Мне было известно, что “сестрой” у египтян принято называть жену или возлюбленную.
Исидор мрачно усмехнулся. Он коснулся своих коротких черных волос.
- Я еще не знал, как Анхес умна, когда ввел ее в мой дом… Она нигде не бывала, в отличие от меня, и не учила никакого языка, кроме языка Та-Кемет. Но она всегда чувствует, когда мои слова пусты. Скажи мне, экуеша, неужели наши боги и вправду умерли или бесконечно ослабели?..
Я прикусил губу, задумываясь, как ответить ему, чтобы не ранить. Мы, эллины, никогда не уповали на своих богов так, как египтяне, и не искали в них высшей истины: потому мы никогда так и не разочаровывались в своих покровителях. А может, мы попросту лучше умеем рассуждать?.. Недаром именно греки стали для всего мира учителями логики!
Но бывают вещи, в которых логика бессильна, - молиться так истово, как Исидор, я никогда не был способен, и не умел достигать экстаза в единении с высшими силами…
И я сказал то, что думал:
- Боги черпают свою силу в людях - так мне кажется. Может быть, им тоже приходит свой срок, просто их век гораздо дольше людского! Одни боги слабеют, и на смену им приходят другие!
Исидор вздрогнул, как будто я сказал что-то непозволительное. Наверное, это и было богохульство; но немного погодя мой родич согласно кивнул.
- Да… наверное, ты прав. Моя мать до самой смерти почитала Ахура-Мазду, ты знаешь?.. И отец мой тоже чтил бога персов, а из богов Та-Кемет поклонялся одной только Нейт, владычице всего сущего. Однако меня отец вырастил в вере предков.
Он вздохнул.
- Как ты думаешь, почему?
Я не ответил - нужды не было. Я понимал теперь, что людей, подобных Исидору, рассуждения о богах успокаивают - даже о богах, в которых они больше не верят.

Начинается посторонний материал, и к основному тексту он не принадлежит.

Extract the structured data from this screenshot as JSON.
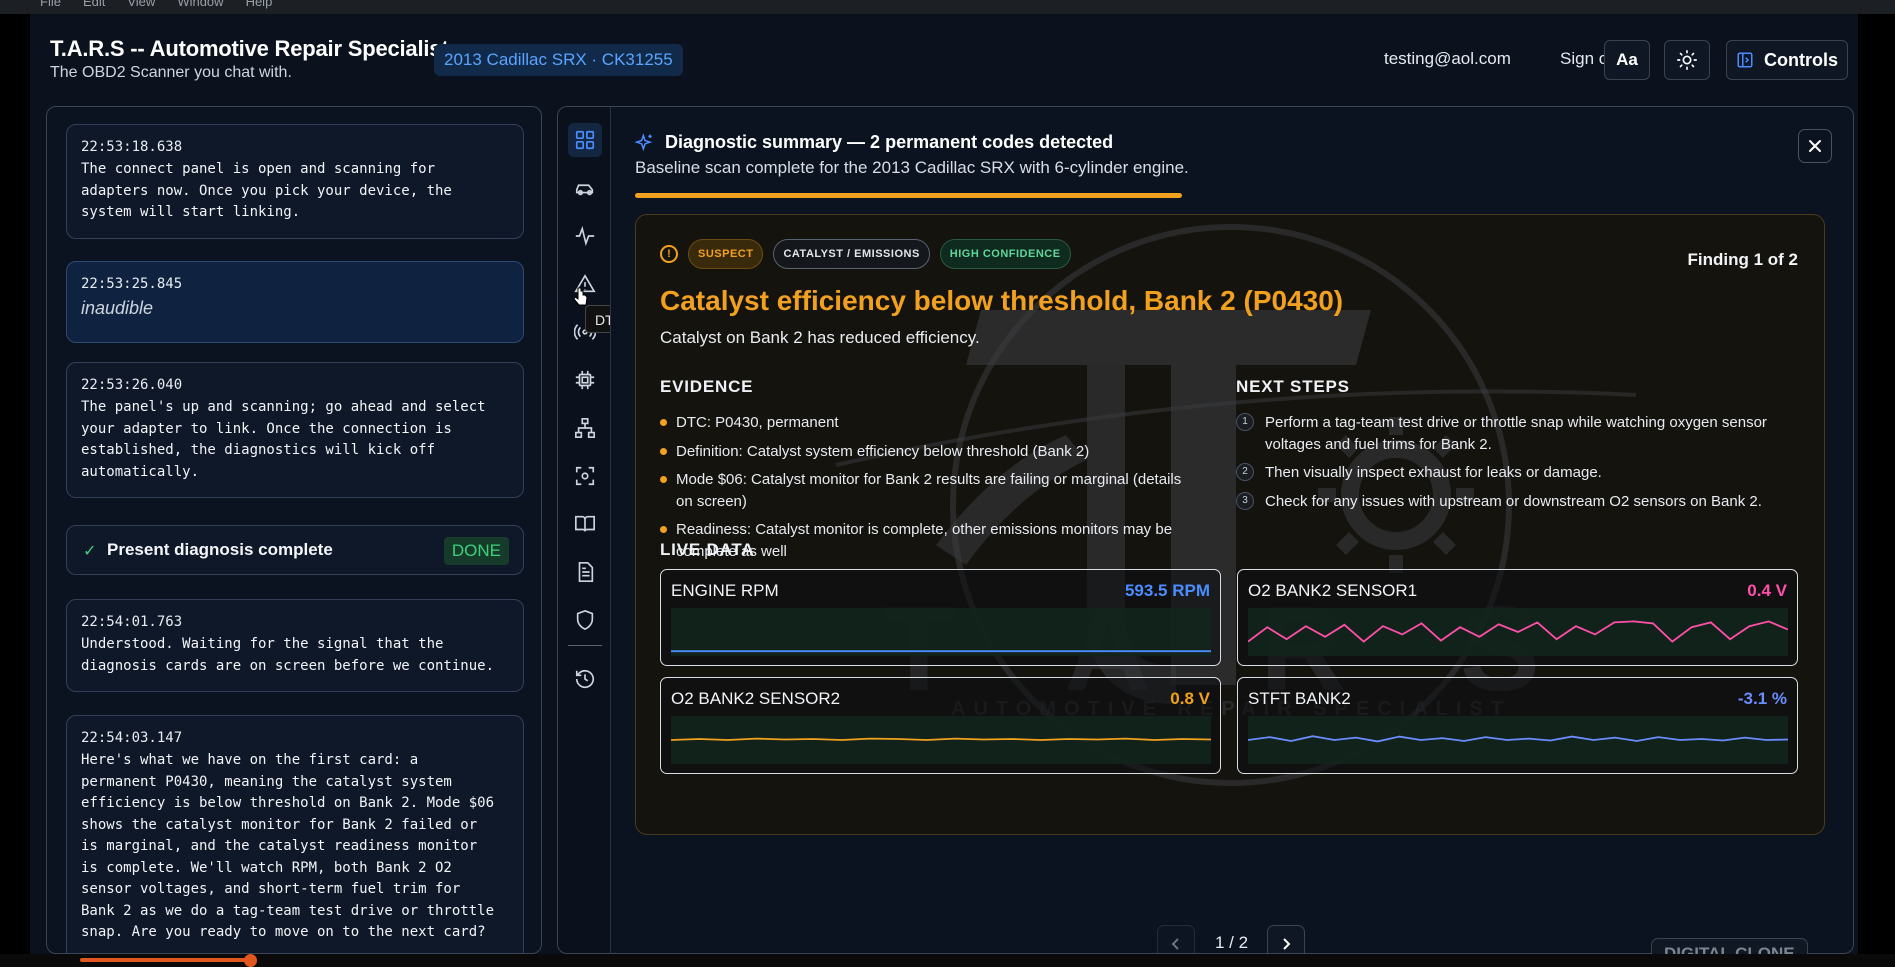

Я видел на ногах, плечах и правой стороне груди Исидора белые шрамы, и мне очень хотелось расспросить его о том, где и как он сражался. Но я не решался напомнить ему о войне. Однако Исидор заговорил об этом сам - и, рассказывая о своих подвигах, он словно бы не гордился ими, а просто хотел избавиться от боли.
- Я примкнул к его величеству Псамметиху еще до того, как повстречал мою жену. В нем нет божественной крови, и он даже не сын Та-Кемет - он ливиец…
“Какое это имеет значение?” - чуть не вырвалось у меня.
Исидор потер некрасивую отметину на правой голени и мрачно усмехнулся.
- Ты думаешь, что это неважно? Многие мои сородичи теперь тоже так думают. И мы пошли за нашим последним царем только потому, что он явился из дикой пустыни и сумел внушить персам страх. Мы освободили почти всю Дельту.
Он опять взглянул на свою боевую отметину - долго рассматривал ее; потом поморщился и отвернулся.
- Я был лучником и пращником.
- Отлично! - от души похвалил его я. - Ты храбрец!
Исидор покачал головой.
- Я не был храбрецом, экуеша, я был как все… Храбрецом был наш вождь. Но вождя с нами больше нет, и я больше не воин.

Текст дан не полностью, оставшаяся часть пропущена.